I'm gonna get Petterson into my studio to work some shit out. He's very good at helping to facilitate my personal thinking process without trying to force HIS thinking process on the work or me. I really appreciate that ability of his. Bradley always wants me to use his way of thinking and honestly I just can't think like a 50 year old gay man. He forms these opinions about who we are as people from our work and our brief convorsations in the studio and thinks he knows everything about you. He really pushes this model he's built up in his head on you. He expects you to forever act that way. The problem is that the model of you he's built is usually pretty wrong and almost prejudice in a way. He doesn't seem to understand that college is a time of rapid growth and change. Every semester it's almost like I'm a different person and I need a teacher who is willing to take the time to rethink their idea of who I am.

The problem with Bradley thinking he knows everything about is that he'll interperet your work from that angle. He'll force these ideas on the work as if that's really what I was going for. When I was making the rock shaped pillows out of my old clothes, Bradley saw the work as simply being about fat and fatness. He looked at the work and thought "this is work about Cindy being FAT. She's just mad because she's FAT!" While he never said this to my face I could really tell that he was thinking it because it colored every suggestion he had for me. He wanted me to make the stones all about weight and how much I weigh. It wasn't about being fat. Those pieces were about shedding, renewing, and being comfortable with my shape. I don't think I'm fat and it really bothered me that Bradley aproached the work as if it were all about being dissatisfied with my weight. (It's funny that since then I've lost a lot of weight.)

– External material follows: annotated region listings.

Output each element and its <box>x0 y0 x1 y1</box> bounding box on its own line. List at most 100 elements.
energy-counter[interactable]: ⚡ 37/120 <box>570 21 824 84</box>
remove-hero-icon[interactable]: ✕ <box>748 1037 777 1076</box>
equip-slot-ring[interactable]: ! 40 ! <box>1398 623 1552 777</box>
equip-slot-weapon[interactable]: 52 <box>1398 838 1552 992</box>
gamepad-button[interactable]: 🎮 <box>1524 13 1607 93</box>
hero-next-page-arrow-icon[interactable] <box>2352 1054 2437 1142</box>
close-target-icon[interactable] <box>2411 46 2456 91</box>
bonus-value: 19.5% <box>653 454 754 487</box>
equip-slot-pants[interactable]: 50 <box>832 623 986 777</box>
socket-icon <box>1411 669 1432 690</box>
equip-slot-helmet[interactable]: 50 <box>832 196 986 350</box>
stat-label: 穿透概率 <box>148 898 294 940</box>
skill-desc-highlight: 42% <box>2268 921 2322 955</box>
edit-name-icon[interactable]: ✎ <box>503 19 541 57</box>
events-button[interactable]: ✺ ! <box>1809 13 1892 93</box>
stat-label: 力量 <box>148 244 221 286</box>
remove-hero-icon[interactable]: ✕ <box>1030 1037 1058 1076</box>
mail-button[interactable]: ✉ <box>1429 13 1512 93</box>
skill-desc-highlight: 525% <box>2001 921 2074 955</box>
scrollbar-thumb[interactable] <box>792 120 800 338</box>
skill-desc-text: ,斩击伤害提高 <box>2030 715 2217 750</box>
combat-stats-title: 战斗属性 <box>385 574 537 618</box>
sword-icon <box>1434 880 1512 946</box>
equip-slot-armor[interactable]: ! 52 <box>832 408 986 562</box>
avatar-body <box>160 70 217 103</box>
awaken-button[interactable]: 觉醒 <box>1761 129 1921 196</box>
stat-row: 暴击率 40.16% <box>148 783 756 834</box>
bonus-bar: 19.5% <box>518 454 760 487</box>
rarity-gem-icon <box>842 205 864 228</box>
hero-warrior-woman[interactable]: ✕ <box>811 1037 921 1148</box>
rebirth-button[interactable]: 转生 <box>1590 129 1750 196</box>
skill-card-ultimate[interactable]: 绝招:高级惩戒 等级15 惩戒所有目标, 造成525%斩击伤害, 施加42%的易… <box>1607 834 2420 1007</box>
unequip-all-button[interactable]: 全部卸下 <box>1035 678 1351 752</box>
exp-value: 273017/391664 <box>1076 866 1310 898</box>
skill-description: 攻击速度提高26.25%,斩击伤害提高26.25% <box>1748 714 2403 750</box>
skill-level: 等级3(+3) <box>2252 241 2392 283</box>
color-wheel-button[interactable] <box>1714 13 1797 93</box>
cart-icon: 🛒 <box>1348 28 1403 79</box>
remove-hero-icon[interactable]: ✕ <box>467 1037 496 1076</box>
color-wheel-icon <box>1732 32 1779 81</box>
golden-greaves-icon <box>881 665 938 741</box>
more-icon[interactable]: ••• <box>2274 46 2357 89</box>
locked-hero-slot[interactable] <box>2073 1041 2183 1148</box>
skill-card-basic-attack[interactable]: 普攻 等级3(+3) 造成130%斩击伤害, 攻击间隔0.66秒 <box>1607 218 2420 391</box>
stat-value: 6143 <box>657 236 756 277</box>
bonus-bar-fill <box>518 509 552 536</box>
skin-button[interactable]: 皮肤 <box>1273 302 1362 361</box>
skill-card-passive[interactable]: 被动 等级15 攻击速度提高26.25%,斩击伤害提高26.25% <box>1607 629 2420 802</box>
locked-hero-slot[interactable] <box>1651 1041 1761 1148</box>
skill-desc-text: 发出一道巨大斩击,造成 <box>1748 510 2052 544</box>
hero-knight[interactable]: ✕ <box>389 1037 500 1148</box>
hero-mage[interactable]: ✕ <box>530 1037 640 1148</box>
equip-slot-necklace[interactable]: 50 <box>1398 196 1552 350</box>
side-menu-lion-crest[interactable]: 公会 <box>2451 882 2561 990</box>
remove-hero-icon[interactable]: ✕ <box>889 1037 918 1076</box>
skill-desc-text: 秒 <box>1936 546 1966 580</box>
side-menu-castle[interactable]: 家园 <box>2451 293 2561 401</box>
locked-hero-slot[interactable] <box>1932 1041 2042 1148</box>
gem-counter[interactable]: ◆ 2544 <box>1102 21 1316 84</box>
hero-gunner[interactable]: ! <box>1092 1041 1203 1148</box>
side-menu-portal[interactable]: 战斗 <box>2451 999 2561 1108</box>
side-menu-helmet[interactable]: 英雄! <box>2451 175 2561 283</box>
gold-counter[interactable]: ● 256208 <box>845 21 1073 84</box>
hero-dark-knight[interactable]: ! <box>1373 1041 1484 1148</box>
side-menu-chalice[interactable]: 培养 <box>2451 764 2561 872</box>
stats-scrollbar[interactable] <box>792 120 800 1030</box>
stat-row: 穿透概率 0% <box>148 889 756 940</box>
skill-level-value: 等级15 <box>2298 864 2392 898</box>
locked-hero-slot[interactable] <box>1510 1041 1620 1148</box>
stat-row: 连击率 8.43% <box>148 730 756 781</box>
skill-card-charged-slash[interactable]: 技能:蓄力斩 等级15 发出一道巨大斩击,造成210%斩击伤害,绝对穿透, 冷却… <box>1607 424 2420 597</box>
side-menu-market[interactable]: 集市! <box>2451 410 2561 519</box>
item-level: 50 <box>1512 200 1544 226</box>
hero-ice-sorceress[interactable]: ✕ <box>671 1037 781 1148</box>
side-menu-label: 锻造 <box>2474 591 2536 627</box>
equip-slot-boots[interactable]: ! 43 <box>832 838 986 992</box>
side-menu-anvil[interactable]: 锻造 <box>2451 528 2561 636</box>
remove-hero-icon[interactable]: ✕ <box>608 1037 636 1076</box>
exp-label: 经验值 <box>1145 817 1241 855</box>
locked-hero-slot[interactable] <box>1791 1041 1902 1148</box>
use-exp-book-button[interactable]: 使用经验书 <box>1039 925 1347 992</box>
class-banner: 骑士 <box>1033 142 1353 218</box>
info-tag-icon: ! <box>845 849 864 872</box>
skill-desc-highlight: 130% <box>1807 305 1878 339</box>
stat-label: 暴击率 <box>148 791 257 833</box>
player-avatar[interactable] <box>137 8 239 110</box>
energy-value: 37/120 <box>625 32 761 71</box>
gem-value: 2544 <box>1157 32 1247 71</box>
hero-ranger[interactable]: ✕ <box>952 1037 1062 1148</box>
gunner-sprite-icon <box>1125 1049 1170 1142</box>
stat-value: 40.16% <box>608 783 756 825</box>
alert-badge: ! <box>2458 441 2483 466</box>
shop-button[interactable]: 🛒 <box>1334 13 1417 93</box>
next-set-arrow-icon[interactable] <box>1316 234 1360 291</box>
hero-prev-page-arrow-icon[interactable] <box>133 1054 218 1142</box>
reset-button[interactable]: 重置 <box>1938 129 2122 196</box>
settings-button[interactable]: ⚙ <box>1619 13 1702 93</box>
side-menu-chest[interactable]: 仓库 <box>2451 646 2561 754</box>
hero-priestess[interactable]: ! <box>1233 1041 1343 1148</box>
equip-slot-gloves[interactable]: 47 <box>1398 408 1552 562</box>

It was really great to have Inka and Steve come in and talk to me about my work and what they see. While I wasn't terribly fond of their work they still are intelligent people with a lot of useful things to say so their artwork isn't too important. It doesn't matter to me if I like the work or not as long as I'm learning from the person. They both had some really interesting reactions to my work and for that I'm thankful.

I'm spending my days trying to keep my feet under me. Sometimes it works and sometimes I fall on my ass.

Friday, January 2, 2009

new year, new semester, new art!

oh GOD i can't wait to get started again. i came back to sarasota with a million ideas and they just keep growing and growing. i'm going to be making a bunch of new plaques with little cindy sayings on them. i've already made one about elitist whores. the next one will probably be about my hypochondria and anxiety. i love them. the first one turned out so amazing and i think the whole idea is just crazy funny.

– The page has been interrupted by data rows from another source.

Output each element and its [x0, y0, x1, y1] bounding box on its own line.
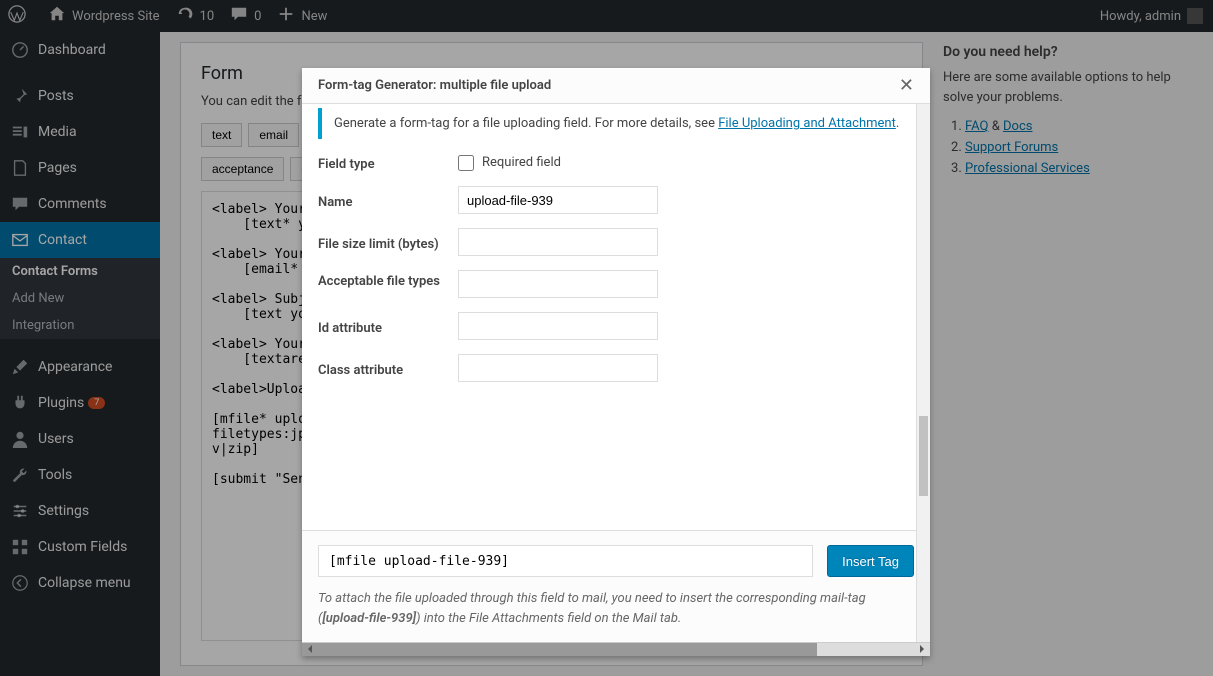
idattr-label: Id attribute: [318, 317, 458, 336]
modal-body: Generate a form-tag for a file uploading…: [302, 104, 930, 531]
insert-tag-button[interactable]: Insert Tag: [827, 545, 914, 577]
filesize-input[interactable]: [458, 228, 658, 256]
vertical-scrollbar[interactable]: [916, 104, 930, 642]
acceptable-input[interactable]: [458, 270, 658, 298]
name-label: Name: [318, 191, 458, 210]
acceptable-row: Acceptable file types: [318, 270, 914, 298]
info-box: Generate a form-tag for a file uploading…: [318, 108, 914, 139]
horizontal-scrollbar[interactable]: [302, 642, 930, 656]
file-uploading-link[interactable]: File Uploading and Attachment: [718, 116, 896, 131]
classattr-label: Class attribute: [318, 359, 458, 378]
modal-title: Form-tag Generator: multiple file upload: [318, 78, 551, 93]
filesize-row: File size limit (bytes): [318, 228, 914, 256]
idattr-row: Id attribute: [318, 312, 914, 340]
modal-header: Form-tag Generator: multiple file upload…: [302, 68, 930, 104]
classattr-row: Class attribute: [318, 354, 914, 382]
filesize-label: File size limit (bytes): [318, 233, 458, 252]
footer-note: To attach the file uploaded through this…: [318, 589, 914, 628]
required-checkbox[interactable]: [458, 155, 474, 171]
form-tag-modal: Form-tag Generator: multiple file upload…: [302, 68, 930, 656]
tag-output[interactable]: [318, 545, 813, 577]
modal-footer: Insert Tag To attach the file uploaded t…: [302, 531, 930, 642]
required-label: Required field: [482, 155, 561, 170]
close-icon[interactable]: ✕: [899, 75, 914, 96]
classattr-input[interactable]: [458, 354, 658, 382]
acceptable-label: Acceptable file types: [318, 270, 458, 289]
mail-tag: [upload-file-939]: [322, 611, 416, 626]
field-type-row: Field type Required field: [318, 153, 914, 172]
name-row: Name: [318, 186, 914, 214]
idattr-input[interactable]: [458, 312, 658, 340]
name-input[interactable]: [458, 186, 658, 214]
field-type-label: Field type: [318, 153, 458, 172]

most of the work i'm doing/thinking about makes me laugh while i'm thinking about it, while i'm working on it and while i'm talking about it. i've never felt so in touch with my work. i've always felt that my work only exposed one small aspect of my being, but these things i'm making right now are like the essence of me. not that that makes any sense but whatever. i get it.

Friday, December 19, 2008

this girl has a mission

today is a day of travel! this next week and a half are going to be spent smoking with the fam, learning to knit with garbage and playing in the snow. oh SNOW! how i've missed you! you don't happen in florida and it makes me sad.

my christmas gift this year is an ultrasound of my abdomen to find out what's wrong with me! yay! i'm sure it could be much worse though. i could get a baseball for christmas... or a gift card to some sort of math based something. not that i don't like math... i just don't want to do it when i don't have to. unless i'm bored and my grandaddy is showing me how to find the square route of i. that's right. we do those kinds of things for FUN.

christmas brings out the crazy in families. mine is already crazy.